For a while, the strategy worked. In the run-up to construction, Vineyard Wind’s owners shifted from a machine made by Vestas, a Danish turbine maker, to the GE turbine because it was nearly 40 percent larger.
But some of the promised gains of larger turbines have not materialized. The supply chain chaos caused by the pandemic raised the costs of many components, and Russia’s invasion of Ukraine pushed up the price of energy. GE Vernova’s offshore wind business is losing money, and its only secured orders are from two projects — Vineyard Wind and Dogger Bank. In June, Scott Strazik, GE Vernova’s chief executive, said these deals were “all in the red,” meaning the company was losing money on them.
“It was business that was underwritten prior to Ukraine without, in some cases, the best escalation protections,” Mr. Strazik said, referring to contracts that did not allow the company to pass along higher costs to its customers.
GE Vernova declined to make Mr. Strazik or another executive available for an interview for this article but answered written questions.
The blade failures of this summer will not help. GE Vernova placed preliminary blame on what it called a “manufacturing deviation” at its factory in Gaspé, Quebec, for the shattered blade off Massachusetts.
Making giant wind farm blades involves arranging structural elements like carbon fiber and wood in a mold, which is then filled with liquid resins that harden and bind the ungainly structures together.
GE Vernova says there was “insufficient bonding that the quality assurance program should have identified.” The company said it was inspecting around 150 blades made at the plant, using a robot called a “crawler” that can move around inside the components. It also plans to use an algorithm, linked to sensors inside the blade, to warn of incidents.
The company insists that it has been hit with one-offs rather than systemic flaws. GE Vernova said the first failure at Dogger Bank, in May, had been caused by an error during installation. The second, in August, happened because a turbine was left in a “fixed position” during a storm.

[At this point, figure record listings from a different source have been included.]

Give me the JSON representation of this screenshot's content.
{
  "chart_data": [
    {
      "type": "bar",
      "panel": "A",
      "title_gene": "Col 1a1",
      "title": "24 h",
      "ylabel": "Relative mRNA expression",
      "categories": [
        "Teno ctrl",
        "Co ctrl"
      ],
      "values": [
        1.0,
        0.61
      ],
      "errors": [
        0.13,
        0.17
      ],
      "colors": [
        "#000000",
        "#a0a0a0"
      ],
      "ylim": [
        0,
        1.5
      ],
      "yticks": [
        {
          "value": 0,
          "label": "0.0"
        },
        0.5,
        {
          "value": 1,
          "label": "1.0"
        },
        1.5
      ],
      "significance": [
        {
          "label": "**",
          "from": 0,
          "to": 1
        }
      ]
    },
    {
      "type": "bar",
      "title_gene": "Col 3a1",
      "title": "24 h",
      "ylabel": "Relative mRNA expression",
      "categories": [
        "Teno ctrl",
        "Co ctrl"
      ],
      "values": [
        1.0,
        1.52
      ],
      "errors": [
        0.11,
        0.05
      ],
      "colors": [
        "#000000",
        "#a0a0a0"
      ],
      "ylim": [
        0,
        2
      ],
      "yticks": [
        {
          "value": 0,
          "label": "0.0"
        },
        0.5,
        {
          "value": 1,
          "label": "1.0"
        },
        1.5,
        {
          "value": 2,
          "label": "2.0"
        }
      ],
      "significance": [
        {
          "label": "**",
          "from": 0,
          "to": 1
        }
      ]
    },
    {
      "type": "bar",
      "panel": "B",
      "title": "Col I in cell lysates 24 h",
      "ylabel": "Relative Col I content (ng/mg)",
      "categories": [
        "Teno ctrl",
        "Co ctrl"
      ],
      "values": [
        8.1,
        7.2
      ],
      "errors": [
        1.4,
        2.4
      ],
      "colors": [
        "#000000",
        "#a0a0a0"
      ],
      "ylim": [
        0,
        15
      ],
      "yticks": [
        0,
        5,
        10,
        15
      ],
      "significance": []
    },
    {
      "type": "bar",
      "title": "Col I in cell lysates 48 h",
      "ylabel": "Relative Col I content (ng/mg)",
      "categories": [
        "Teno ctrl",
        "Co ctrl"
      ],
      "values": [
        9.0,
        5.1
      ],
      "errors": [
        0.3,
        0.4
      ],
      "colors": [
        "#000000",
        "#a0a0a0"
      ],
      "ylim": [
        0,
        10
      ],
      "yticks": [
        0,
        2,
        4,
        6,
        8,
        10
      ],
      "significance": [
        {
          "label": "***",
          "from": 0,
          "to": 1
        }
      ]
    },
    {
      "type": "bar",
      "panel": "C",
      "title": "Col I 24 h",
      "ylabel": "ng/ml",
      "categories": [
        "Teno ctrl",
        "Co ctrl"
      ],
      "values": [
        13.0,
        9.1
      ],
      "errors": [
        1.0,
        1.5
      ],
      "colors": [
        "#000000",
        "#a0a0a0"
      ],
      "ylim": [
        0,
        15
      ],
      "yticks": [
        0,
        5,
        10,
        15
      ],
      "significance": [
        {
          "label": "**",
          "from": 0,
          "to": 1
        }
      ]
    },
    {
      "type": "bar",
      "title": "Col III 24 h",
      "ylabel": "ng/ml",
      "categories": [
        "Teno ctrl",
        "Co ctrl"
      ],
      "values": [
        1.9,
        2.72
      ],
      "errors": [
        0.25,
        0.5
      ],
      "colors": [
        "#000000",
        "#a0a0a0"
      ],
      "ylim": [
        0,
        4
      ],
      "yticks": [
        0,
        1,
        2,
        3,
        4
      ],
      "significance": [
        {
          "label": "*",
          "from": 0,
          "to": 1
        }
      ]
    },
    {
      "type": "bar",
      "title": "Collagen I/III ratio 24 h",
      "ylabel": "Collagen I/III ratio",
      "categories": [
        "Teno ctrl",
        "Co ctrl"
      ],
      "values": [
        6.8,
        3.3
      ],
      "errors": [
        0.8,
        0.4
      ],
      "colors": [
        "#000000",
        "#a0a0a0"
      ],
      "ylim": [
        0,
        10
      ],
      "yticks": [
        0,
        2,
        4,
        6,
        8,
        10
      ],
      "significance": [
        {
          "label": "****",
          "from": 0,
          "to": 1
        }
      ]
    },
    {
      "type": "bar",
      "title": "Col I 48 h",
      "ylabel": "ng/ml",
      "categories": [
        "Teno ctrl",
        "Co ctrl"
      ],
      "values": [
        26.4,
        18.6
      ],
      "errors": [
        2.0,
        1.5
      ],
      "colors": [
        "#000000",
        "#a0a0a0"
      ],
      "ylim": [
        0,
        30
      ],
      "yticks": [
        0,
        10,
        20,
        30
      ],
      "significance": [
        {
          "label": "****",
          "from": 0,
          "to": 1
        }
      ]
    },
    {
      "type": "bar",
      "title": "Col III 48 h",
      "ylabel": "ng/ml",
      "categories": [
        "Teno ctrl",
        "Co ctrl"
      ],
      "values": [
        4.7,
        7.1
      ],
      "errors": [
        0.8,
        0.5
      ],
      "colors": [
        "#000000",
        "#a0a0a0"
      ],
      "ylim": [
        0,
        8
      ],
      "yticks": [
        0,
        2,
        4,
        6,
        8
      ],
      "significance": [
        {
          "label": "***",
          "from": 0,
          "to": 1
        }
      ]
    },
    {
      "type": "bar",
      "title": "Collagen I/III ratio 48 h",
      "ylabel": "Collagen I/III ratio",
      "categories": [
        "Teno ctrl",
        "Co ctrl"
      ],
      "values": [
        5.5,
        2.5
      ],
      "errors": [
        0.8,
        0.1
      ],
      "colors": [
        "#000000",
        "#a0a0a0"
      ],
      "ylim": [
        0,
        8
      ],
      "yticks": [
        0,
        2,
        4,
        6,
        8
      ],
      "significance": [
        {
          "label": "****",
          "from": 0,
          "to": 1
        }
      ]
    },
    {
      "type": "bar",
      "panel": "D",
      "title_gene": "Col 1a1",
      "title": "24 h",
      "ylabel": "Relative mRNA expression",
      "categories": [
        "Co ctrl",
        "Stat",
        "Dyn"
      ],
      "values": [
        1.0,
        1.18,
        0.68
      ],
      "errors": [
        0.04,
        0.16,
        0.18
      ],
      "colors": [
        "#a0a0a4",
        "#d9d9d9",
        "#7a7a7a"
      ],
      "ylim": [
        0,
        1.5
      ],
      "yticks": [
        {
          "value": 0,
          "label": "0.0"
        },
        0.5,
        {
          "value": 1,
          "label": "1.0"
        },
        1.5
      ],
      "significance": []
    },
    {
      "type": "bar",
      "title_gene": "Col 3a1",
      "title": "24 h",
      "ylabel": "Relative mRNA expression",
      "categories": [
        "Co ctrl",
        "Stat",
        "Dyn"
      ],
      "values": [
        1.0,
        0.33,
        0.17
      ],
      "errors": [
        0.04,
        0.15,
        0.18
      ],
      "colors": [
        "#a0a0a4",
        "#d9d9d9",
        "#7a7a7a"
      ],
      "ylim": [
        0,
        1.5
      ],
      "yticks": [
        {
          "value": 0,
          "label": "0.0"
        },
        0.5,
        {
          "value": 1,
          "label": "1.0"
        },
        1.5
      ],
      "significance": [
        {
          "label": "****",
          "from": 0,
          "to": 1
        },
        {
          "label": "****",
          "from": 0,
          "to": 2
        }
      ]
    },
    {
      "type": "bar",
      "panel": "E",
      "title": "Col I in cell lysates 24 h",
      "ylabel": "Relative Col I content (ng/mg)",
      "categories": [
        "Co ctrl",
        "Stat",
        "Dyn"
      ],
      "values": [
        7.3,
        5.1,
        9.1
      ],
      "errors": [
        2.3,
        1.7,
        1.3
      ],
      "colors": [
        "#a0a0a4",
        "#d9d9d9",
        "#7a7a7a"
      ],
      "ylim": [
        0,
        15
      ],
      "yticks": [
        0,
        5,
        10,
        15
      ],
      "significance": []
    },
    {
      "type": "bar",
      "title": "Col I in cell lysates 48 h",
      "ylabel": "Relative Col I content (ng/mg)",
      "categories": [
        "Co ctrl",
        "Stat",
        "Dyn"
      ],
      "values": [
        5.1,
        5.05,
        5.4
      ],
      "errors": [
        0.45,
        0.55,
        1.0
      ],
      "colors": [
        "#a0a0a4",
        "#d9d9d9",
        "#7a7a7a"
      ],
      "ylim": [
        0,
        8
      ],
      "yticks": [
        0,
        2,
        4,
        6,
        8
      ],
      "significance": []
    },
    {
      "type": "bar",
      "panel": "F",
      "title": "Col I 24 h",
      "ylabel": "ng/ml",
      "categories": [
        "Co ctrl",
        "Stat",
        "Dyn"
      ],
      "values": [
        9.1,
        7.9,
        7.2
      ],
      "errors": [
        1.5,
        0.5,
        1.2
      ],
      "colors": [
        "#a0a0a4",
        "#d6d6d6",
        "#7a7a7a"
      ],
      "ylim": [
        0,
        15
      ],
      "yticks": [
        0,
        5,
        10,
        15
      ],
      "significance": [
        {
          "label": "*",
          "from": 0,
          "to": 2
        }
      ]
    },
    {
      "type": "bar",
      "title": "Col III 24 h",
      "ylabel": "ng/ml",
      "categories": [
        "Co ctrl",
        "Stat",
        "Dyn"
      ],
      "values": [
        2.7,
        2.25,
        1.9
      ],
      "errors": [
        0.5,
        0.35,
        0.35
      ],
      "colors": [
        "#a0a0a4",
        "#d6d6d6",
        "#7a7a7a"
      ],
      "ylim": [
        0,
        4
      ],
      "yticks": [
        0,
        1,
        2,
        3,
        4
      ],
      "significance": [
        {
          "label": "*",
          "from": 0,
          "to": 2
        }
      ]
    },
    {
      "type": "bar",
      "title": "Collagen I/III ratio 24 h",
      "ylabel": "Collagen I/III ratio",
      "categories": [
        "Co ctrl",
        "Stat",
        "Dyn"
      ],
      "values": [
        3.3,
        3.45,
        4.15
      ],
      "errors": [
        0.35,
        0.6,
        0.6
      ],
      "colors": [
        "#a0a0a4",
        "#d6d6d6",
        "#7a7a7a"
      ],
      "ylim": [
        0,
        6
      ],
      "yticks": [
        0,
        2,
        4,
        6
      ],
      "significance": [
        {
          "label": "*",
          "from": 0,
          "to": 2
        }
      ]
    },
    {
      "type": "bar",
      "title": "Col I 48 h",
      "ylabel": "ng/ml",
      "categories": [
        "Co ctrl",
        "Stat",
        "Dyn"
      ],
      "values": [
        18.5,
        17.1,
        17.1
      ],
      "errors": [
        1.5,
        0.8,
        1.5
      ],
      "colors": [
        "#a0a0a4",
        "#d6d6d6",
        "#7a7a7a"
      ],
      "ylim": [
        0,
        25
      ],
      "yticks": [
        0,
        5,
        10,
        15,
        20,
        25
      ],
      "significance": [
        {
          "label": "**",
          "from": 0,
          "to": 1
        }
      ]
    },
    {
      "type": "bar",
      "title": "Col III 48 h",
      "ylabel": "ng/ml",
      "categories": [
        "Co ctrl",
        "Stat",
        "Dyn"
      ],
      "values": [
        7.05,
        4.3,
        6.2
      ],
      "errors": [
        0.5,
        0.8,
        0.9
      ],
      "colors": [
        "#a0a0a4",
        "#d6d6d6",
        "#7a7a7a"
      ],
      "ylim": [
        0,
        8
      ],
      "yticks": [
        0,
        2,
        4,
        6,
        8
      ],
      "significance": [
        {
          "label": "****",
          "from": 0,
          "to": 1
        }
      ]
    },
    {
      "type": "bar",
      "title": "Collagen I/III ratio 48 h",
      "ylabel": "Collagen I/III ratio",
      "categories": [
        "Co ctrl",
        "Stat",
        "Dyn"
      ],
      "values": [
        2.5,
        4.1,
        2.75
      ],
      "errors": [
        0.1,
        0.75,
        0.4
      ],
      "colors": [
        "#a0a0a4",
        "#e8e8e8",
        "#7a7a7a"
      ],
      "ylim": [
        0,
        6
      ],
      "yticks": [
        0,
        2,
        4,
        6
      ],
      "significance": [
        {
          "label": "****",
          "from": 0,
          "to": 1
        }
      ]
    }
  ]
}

“I think it is unusual to have three similar incidents like this,” said Eamon Nolan, a partner at the law firm of Vinson & Elkins. Mr. Nolan, who specializes in renewable energy, said he did not doubt GE Vernova’s explanations.
The makers of offshore turbines may have prized speed over quality, some industry officials said.
Fraser McLachlan, chief executive of GCube, a London firm that insures wind turbines, said the industry had been so determined to increase the size of turbines that it might have skipped over some important steps.
“They haven’t had time to properly test” those larger turbines and blades, he said.
Mr. McLachlan added that the failure rates in offshore wind were much lower than in land-based wind turbines but that the costs of any failure tended to be far higher.
Some groups that have long opposed offshore wind turbines have seized on the failures as a reason regulators should be more reluctant to approve the use of these machines. Fishing industry organizations in particular complain that they have been told little about the cause of the accident off Nantucket and the dangers that blade fragments may pose to marine life and people.
“Vineyard Wind’s actions subsequent to the incident have raised legitimate questions of transparency,” the Responsible Offshore Development Alliance, which represents members of the commercial fishing industry, said in a letter to the Bureau of Safety and Environmental Enforcement, an arm of the Interior Department.
The beach closings, however brief, came as a shock to coastal communities, bringing home the potential downsides of living near a large energy project, even a renewable one.
Although wind and solar farms are important for reducing emissions, “they are, in order to be effective, industrial-scale activity,” said Andrew Gottlieb, executive director of the Association to Preserve Cape Cod, an environmental group that has supported the development of offshore wind. “And every industrial-scale activity has negatives associated with it.”